The method and device of the invention enable stitch loops of the required length to be obtained through every portion of the produced knitted hose, independently of the state of tension of the yarn during its feed, and independently of the other described causes of disturbance.
The resultant hosiery is produced exactly to the required size and shape.

Claims

1. An improved method for producing knitted hose in circular knitting machines by which the density of said hose, ie the length of its stitch loops, is monitored and regulated portion by portion, characterised in that the monitoring of the actual length of the stitch loops produced is effected by measuring the rate of axial advancement of the tensioning device 8, which draws the produced hose, and comparing it with a desired reference rate for said axial advancement, the consequent regulation of the length of the stitch loops being effected by relatedly varying the level difference between the plane in which the sinkers 5 hold the yarn deposited on it, or the knock-down plane, and the plane representing the minimum level reached by the hook of the needles 4 as determined by the axial position of the cam 6 which lowers the needles 4.

2. An improved method for producing knitted hose in circular knitting machines as claimed in claim 1, characterised in that the monitoring of the actual length of the produced stitch loops is effected by a series of comparisons between a series of desired axial advancement values and the related series of axial advancement values actually measured.

3. An improved method for producing knitted hose in circular knitting machines as claimed in claim 2, characterised in that the series of desired values and the series of measured values is related to the number of revolutions undergone by the circular knitting machine or to the number of knitwork courses, starting from the commencement of production of every new knitted hose or starting from the commencement of that portion of hose for which the density is to be regulated.
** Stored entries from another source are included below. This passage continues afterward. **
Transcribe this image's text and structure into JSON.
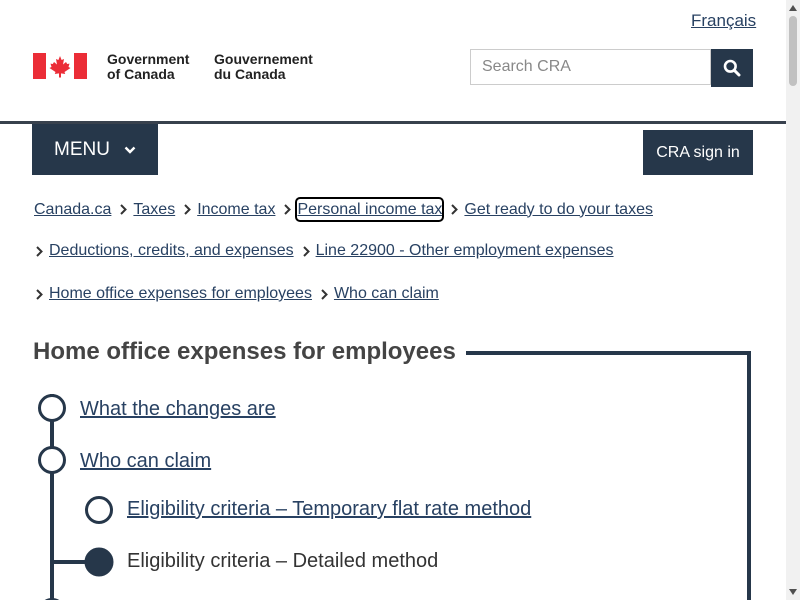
{
  "header": {
    "language_link": "Français",
    "gov_en_line1": "Government",
    "gov_en_line2": "of Canada",
    "gov_fr_line1": "Gouvernement",
    "gov_fr_line2": "du Canada",
    "search_placeholder": "Search CRA",
    "search_icon": "search-icon",
    "menu_label": "MENU",
    "signin_label": "CRA sign in",
    "brand_color": "#26374a",
    "flag_color": "#eb2d37"
  },
  "breadcrumbs": [
    "Canada.ca",
    "Taxes",
    "Income tax",
    "Personal income tax",
    "Get ready to do your taxes",
    "Deductions, credits, and expenses",
    "Line 22900 - Other employment expenses",
    "Home office expenses for employees",
    "Who can claim"
  ],
  "main": {
    "title": "Home office expenses for employees",
    "steps": [
      {
        "label": "What the changes are",
        "state": "link"
      },
      {
        "label": "Who can claim",
        "state": "link"
      },
      {
        "label": "Eligibility criteria – Temporary flat rate method",
        "state": "link"
      },
      {
        "label": "Eligibility criteria – Detailed method",
        "state": "current"
      }
    ]
  }
}
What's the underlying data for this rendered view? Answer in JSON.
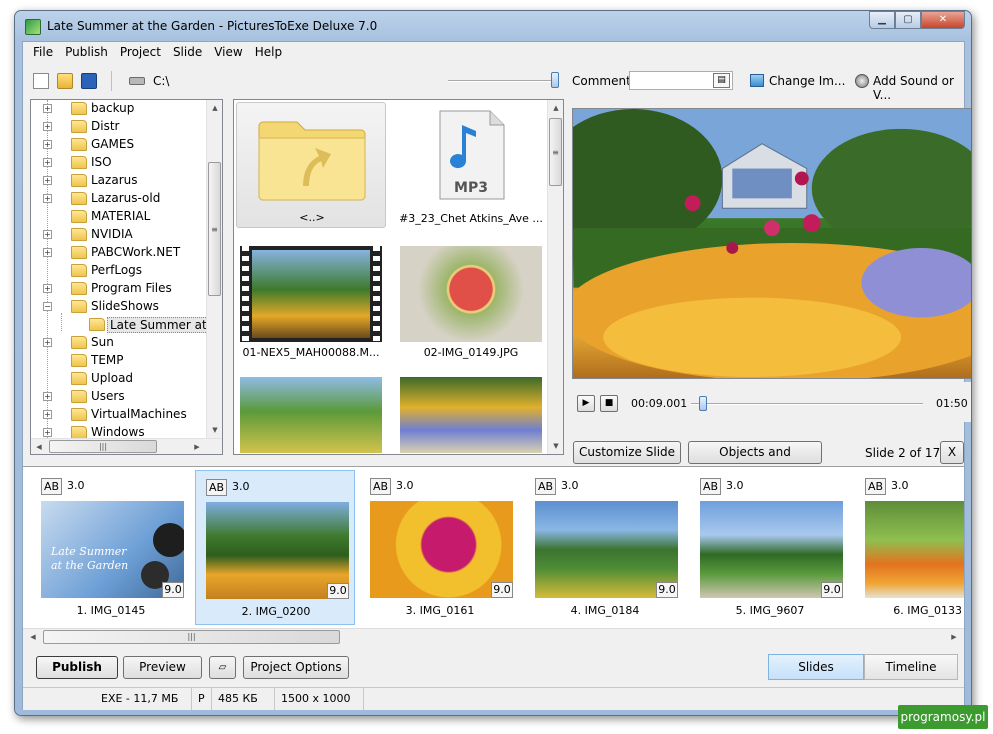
{
  "window": {
    "title": "Late Summer at the Garden - PicturesToExe Deluxe 7.0"
  },
  "menu": [
    "File",
    "Publish",
    "Project",
    "Slide",
    "View",
    "Help"
  ],
  "toolbar": {
    "drive_path": "C:\\",
    "comment_label": "Comment",
    "comment_value": "",
    "change_image_label": "Change Im...",
    "add_sound_label": "Add Sound or V..."
  },
  "tree": {
    "items": [
      {
        "label": "backup"
      },
      {
        "label": "Distr"
      },
      {
        "label": "GAMES"
      },
      {
        "label": "ISO"
      },
      {
        "label": "Lazarus"
      },
      {
        "label": "Lazarus-old"
      },
      {
        "label": "MATERIAL"
      },
      {
        "label": "NVIDIA"
      },
      {
        "label": "PABCWork.NET"
      },
      {
        "label": "PerfLogs"
      },
      {
        "label": "Program Files"
      },
      {
        "label": "SlideShows"
      },
      {
        "label": "Late Summer at th"
      },
      {
        "label": "Sun"
      },
      {
        "label": "TEMP"
      },
      {
        "label": "Upload"
      },
      {
        "label": "Users"
      },
      {
        "label": "VirtualMachines"
      },
      {
        "label": "Windows"
      }
    ]
  },
  "files": {
    "items": [
      {
        "label": "<..>"
      },
      {
        "label": "#3_23_Chet Atkins_Ave ...",
        "badge": "MP3"
      },
      {
        "label": "01-NEX5_MAH00088.M..."
      },
      {
        "label": "02-IMG_0149.JPG"
      }
    ]
  },
  "player": {
    "current_time": "00:09.001",
    "total_time": "01:50",
    "progress": 0.05
  },
  "buttons": {
    "customize_slide": "Customize Slide",
    "objects_animation": "Objects and Animation",
    "close": "X",
    "publish": "Publish",
    "preview": "Preview",
    "project_options": "Project Options"
  },
  "slide_info": "Slide 2 of 17",
  "slides": [
    {
      "ab": "AB",
      "duration": "3.0",
      "end": "9.0",
      "name": "1. IMG_0145",
      "caption": "Late Summer\nat the Garden"
    },
    {
      "ab": "AB",
      "duration": "3.0",
      "end": "9.0",
      "name": "2. IMG_0200"
    },
    {
      "ab": "AB",
      "duration": "3.0",
      "end": "9.0",
      "name": "3. IMG_0161"
    },
    {
      "ab": "AB",
      "duration": "3.0",
      "end": "9.0",
      "name": "4. IMG_0184"
    },
    {
      "ab": "AB",
      "duration": "3.0",
      "end": "9.0",
      "name": "5. IMG_9607"
    },
    {
      "ab": "AB",
      "duration": "3.0",
      "end": "",
      "name": "6. IMG_0133"
    }
  ],
  "tabs": [
    "Slides",
    "Timeline"
  ],
  "status": [
    "EXE - 11,7 МБ",
    "P",
    "485 КБ",
    "1500 x 1000"
  ],
  "watermark": "programosy.pl",
  "colors": {
    "selection": "#d9ebfb",
    "accent": "#7eb4e3"
  }
}
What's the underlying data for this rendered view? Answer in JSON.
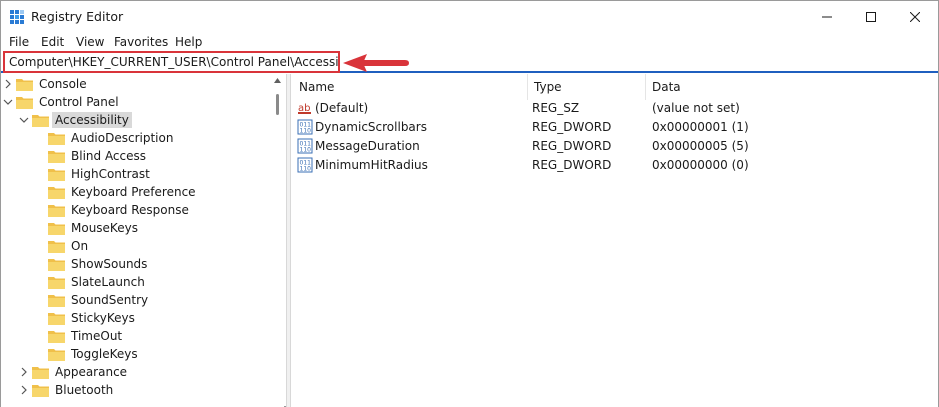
{
  "window": {
    "title": "Registry Editor",
    "app_icon": "registry-editor-icon",
    "controls": [
      "minimize-icon",
      "maximize-icon",
      "close-icon"
    ]
  },
  "menu": [
    "File",
    "Edit",
    "View",
    "Favorites",
    "Help"
  ],
  "address": {
    "path": "Computer\\HKEY_CURRENT_USER\\Control Panel\\Accessibility",
    "highlight_color": "#d9343a"
  },
  "tree": [
    {
      "label": "Console",
      "level": 0,
      "expanded": false,
      "has_children": true
    },
    {
      "label": "Control Panel",
      "level": 0,
      "expanded": true,
      "has_children": true
    },
    {
      "label": "Accessibility",
      "level": 1,
      "expanded": true,
      "has_children": true,
      "selected": true
    },
    {
      "label": "AudioDescription",
      "level": 2,
      "has_children": false
    },
    {
      "label": "Blind Access",
      "level": 2,
      "has_children": false
    },
    {
      "label": "HighContrast",
      "level": 2,
      "has_children": false
    },
    {
      "label": "Keyboard Preference",
      "level": 2,
      "has_children": false
    },
    {
      "label": "Keyboard Response",
      "level": 2,
      "has_children": false
    },
    {
      "label": "MouseKeys",
      "level": 2,
      "has_children": false
    },
    {
      "label": "On",
      "level": 2,
      "has_children": false
    },
    {
      "label": "ShowSounds",
      "level": 2,
      "has_children": false
    },
    {
      "label": "SlateLaunch",
      "level": 2,
      "has_children": false
    },
    {
      "label": "SoundSentry",
      "level": 2,
      "has_children": false
    },
    {
      "label": "StickyKeys",
      "level": 2,
      "has_children": false
    },
    {
      "label": "TimeOut",
      "level": 2,
      "has_children": false
    },
    {
      "label": "ToggleKeys",
      "level": 2,
      "has_children": false
    },
    {
      "label": "Appearance",
      "level": 1,
      "expanded": false,
      "has_children": true
    },
    {
      "label": "Bluetooth",
      "level": 1,
      "expanded": false,
      "has_children": true
    }
  ],
  "columns": {
    "name": "Name",
    "type": "Type",
    "data": "Data"
  },
  "values": [
    {
      "name": "(Default)",
      "type": "REG_SZ",
      "data": "(value not set)",
      "icon": "string-value-icon"
    },
    {
      "name": "DynamicScrollbars",
      "type": "REG_DWORD",
      "data": "0x00000001 (1)",
      "icon": "binary-value-icon"
    },
    {
      "name": "MessageDuration",
      "type": "REG_DWORD",
      "data": "0x00000005 (5)",
      "icon": "binary-value-icon"
    },
    {
      "name": "MinimumHitRadius",
      "type": "REG_DWORD",
      "data": "0x00000000 (0)",
      "icon": "binary-value-icon"
    }
  ]
}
4. An improved method for producing knitted hose in circular knitting machines as claimed in one or more of the preceding claims, characterised in that if the measured axial advancement of the tensioning device 8 is less than the dsired advancement the cam 6 is consequently and proportionally lowered away from the knock-down plane of the sinkers 5, and if the measured axial advancement of the tensioning device 8 is greater than the desired advancement the cam 6 is consequently and proportionally raised towards the known-down plane of the sinkers 5.

5. A circular knitting machine for implementing the improved method claimed in one or more of claims 1 to 4, characterised by comprising:
- means for measuring the rate of axial advancement of the mobile tensioning member 8;

- means for comparing the measured rate of axial advancement of the mobile tensioning member 8 with the desired rate of said advancement;
- means for varying the level difference between the knock-down plane of the sinkers 5 and the plane representing the minimum lowered level of the active needles 4, said means being operated consequently and proportionally by the said comparison means.

6. A circular knitting machine as claimed in claim 5, characterised in that the mobile tensioning member for the knitted hose is provided with a series of reference markers 10 which slide past a fixed sensor 11 when the tensioning member is moved axially, the advancement measured by the sensor 11 being transmitted to a microprocessor unit 13 which compares the measured advancement with the desired advancement and causes the cam 6 to move axially relative to the sinkers 5 on the basis of the comparison made.

7. A circular knitting machine as claimed in claim 6, characterised in that the cam 6 is moved axially relative to the sinkers 5 by a stepping motor 14 governed by the unit 13 and acting through a lever system.

8. A circular knitting machine as claimed in claim 7, characterised in that the cam 6 is lowered or raised by operating the stepping motor 14 with controlled rotations in one of the two directions of rotation, ie clockwise or anticlockwise.